To the Editor: Only sparse data exist regarding combination treatments of clozapine with other psychiatric medications or ECT
(1). Here we report on seven patients who received combined application of clozapine and amisulpride. Amisulpride is not marketed in the United States. It acts primarily on dopaminergic D
2 and D
3 receptors of the limbic system. Because of its lower induction of extrapyramidal symptoms and its better efficacy against negative symptoms (compared to typical neuroleptics), it is grouped among the atypical neuroleptics.
Seven patients (four men and three women) with a paranoid-hallucinatory (N=3) or schizoaffective psychosis (diagnosed according to DSM-III-R) gave written informed consent to be treated with clozapine combined with amisulpride. Their mean age was 41.3 years (SD=7.9, range=32–54). In the preceding 12–72 months, each had received neuroleptics from at least three different classes (butyrophenone, thioxanthene, and phenothiazine); in four cases, ECT was also applied. Since no significant improvement had occurred, all patients had been given monotherapy with clozapine; the average length of treatment was 30 weeks (range=8–52). With clozapine (an average dose of 293 mg/day), there was also no significant clinical improvement.

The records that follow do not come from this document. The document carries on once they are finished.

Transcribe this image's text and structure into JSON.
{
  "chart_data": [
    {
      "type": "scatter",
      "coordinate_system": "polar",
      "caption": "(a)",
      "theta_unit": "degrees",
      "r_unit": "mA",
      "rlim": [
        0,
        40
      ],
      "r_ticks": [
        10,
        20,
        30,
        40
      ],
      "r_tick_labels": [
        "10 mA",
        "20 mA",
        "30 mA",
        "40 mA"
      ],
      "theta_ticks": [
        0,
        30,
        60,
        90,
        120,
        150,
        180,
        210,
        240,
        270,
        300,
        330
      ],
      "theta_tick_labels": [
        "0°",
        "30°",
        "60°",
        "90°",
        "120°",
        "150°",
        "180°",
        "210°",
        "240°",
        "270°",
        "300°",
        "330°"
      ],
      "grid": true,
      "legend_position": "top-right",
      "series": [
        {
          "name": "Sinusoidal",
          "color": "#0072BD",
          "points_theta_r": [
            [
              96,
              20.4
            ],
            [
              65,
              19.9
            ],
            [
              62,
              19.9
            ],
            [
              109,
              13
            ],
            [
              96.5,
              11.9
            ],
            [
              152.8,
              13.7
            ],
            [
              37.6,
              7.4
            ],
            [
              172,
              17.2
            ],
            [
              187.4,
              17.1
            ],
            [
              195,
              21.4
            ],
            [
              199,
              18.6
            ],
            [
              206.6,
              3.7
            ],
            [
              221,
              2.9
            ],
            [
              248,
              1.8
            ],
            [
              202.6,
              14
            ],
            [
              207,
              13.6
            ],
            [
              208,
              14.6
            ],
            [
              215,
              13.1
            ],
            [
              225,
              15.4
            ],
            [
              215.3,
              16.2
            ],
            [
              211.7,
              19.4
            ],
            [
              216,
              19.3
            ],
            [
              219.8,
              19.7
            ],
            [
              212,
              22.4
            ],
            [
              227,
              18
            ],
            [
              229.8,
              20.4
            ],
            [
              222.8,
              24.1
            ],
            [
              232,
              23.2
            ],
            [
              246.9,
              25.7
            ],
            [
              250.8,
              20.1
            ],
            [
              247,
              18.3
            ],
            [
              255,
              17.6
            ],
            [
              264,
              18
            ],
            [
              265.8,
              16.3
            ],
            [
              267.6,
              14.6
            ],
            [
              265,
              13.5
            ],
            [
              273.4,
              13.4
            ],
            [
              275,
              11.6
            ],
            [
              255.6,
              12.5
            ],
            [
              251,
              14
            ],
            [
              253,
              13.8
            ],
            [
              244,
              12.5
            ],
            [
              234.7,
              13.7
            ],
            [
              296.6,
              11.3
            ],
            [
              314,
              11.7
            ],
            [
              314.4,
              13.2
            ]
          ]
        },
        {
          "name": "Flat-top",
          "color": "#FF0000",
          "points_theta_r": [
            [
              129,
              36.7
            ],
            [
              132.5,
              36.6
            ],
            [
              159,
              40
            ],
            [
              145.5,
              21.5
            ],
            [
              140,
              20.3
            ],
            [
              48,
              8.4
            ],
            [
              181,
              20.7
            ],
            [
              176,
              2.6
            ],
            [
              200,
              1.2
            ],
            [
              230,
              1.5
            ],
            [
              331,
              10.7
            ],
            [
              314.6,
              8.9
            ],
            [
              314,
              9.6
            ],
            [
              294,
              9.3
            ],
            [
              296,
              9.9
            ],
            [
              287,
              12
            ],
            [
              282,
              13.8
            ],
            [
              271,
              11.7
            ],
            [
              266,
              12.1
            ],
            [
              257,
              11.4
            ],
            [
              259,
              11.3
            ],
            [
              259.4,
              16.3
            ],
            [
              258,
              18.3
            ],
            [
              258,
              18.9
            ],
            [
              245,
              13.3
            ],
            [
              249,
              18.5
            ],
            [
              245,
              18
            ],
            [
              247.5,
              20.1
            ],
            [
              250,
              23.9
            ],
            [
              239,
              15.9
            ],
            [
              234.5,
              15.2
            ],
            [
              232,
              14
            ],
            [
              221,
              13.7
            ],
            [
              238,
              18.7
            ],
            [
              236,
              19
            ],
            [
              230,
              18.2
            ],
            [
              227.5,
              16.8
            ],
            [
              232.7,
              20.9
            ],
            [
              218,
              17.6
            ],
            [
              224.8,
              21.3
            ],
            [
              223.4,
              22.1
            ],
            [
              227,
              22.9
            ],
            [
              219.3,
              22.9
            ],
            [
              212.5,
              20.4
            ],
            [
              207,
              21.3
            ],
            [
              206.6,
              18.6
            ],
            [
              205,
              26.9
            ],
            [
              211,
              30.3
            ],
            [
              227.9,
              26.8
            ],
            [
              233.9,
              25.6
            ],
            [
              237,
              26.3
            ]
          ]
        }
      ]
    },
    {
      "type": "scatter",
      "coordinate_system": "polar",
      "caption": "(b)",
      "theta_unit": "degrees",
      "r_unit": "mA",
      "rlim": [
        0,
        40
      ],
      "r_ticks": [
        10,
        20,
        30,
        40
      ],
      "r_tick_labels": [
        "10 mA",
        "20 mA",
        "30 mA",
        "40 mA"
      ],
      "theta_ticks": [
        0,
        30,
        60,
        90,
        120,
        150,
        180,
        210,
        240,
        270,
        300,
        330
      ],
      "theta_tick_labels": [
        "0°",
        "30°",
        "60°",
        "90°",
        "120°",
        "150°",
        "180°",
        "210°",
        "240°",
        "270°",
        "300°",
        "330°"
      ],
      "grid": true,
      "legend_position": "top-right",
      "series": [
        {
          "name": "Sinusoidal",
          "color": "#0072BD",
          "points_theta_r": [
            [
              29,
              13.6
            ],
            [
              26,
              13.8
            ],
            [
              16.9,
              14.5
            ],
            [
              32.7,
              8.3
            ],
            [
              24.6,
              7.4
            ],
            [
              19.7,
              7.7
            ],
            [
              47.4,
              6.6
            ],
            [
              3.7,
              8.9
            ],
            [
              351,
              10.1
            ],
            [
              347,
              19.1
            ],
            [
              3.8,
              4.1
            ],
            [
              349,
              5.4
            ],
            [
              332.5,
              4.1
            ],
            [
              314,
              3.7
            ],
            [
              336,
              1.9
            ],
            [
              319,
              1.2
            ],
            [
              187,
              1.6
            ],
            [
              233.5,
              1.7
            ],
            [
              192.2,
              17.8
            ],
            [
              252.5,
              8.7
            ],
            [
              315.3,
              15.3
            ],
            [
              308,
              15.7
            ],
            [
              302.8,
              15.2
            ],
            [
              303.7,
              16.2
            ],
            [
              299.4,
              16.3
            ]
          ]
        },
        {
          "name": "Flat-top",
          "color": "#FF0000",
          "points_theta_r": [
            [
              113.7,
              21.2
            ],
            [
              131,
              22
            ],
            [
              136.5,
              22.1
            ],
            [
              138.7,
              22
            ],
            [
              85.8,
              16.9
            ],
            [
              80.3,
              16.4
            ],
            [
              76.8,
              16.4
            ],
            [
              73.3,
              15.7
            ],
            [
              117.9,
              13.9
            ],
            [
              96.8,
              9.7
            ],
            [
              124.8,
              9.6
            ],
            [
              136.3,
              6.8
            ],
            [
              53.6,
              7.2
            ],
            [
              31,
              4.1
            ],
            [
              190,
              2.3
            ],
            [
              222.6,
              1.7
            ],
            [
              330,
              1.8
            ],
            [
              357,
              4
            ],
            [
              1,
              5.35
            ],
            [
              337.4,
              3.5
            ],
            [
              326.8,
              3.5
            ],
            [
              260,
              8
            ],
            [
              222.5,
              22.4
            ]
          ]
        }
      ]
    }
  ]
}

We then decided to administer amisulpride additionally to these patients. Treatment success was monitored with the Clinical Global Impression Scale (CGI) and the Brief Psychiatric Rating Scale (BPRS). The average dose of amisulpride was 543 mg/day (SD=223, range=200–800); comedication included lithium in two cases and lorazepam in three. The addition of amisulpride to clozapine was followed by a decrease in the mean BPRS total score from 50.1 (SD=3.9) to 45.9 (SD=4.6) after a 17-day period (Wilcoxon test: z=–2.02, p<0.05) and to 33.7 (SD=9.3) after an average of 9.7 months (Wilcoxon test: z=–2.20, p<0.03). Global severity of the disease (CGI score) decreased from 6.7 (SD=0.5) to 4.6 (SD=1.1) points (Wilcoxon test: z=–2.20, p<0.03). Treatment response was rated as at least good (CGI score ≥3) in six of seven cases.
A 12-channel ECG was carried out before initiation of amisulpride (baseline) and 17 days later, on average. QTc times were evaluated as described elsewhere
(2). There were no significant changes in ECG time intervals after the addition of amisulpride to clozapine; the mean resting heart rate and mean QTc time both remained unchanged (heart rate: 95.9 bpm versus 93.6 bpm; QTc: 339 msec versus 331 msec). The maximal QTc time was 410 msec. Mean clozapine plasma levels did not differ significantly compared to baseline (the average difference was –28.3 ng/ml).
Even though we could not definitively dismiss that monotherapy with clozapine might otherwise have led in some cases to an improvement in psychosis over long-term treatment
(3), our preliminary data suggest that combined clozapine and amisulpride significantly improves schizophrenia symptoms after a relatively short time. The mechanisms underlying this remain unclear. The dopamine D
2 and D
3 receptor-blocking effects of amisulpride might complement the receptor binding profile of clozapine effectively, and such a combined receptor interaction might trigger an improvement in psychotic symptoms.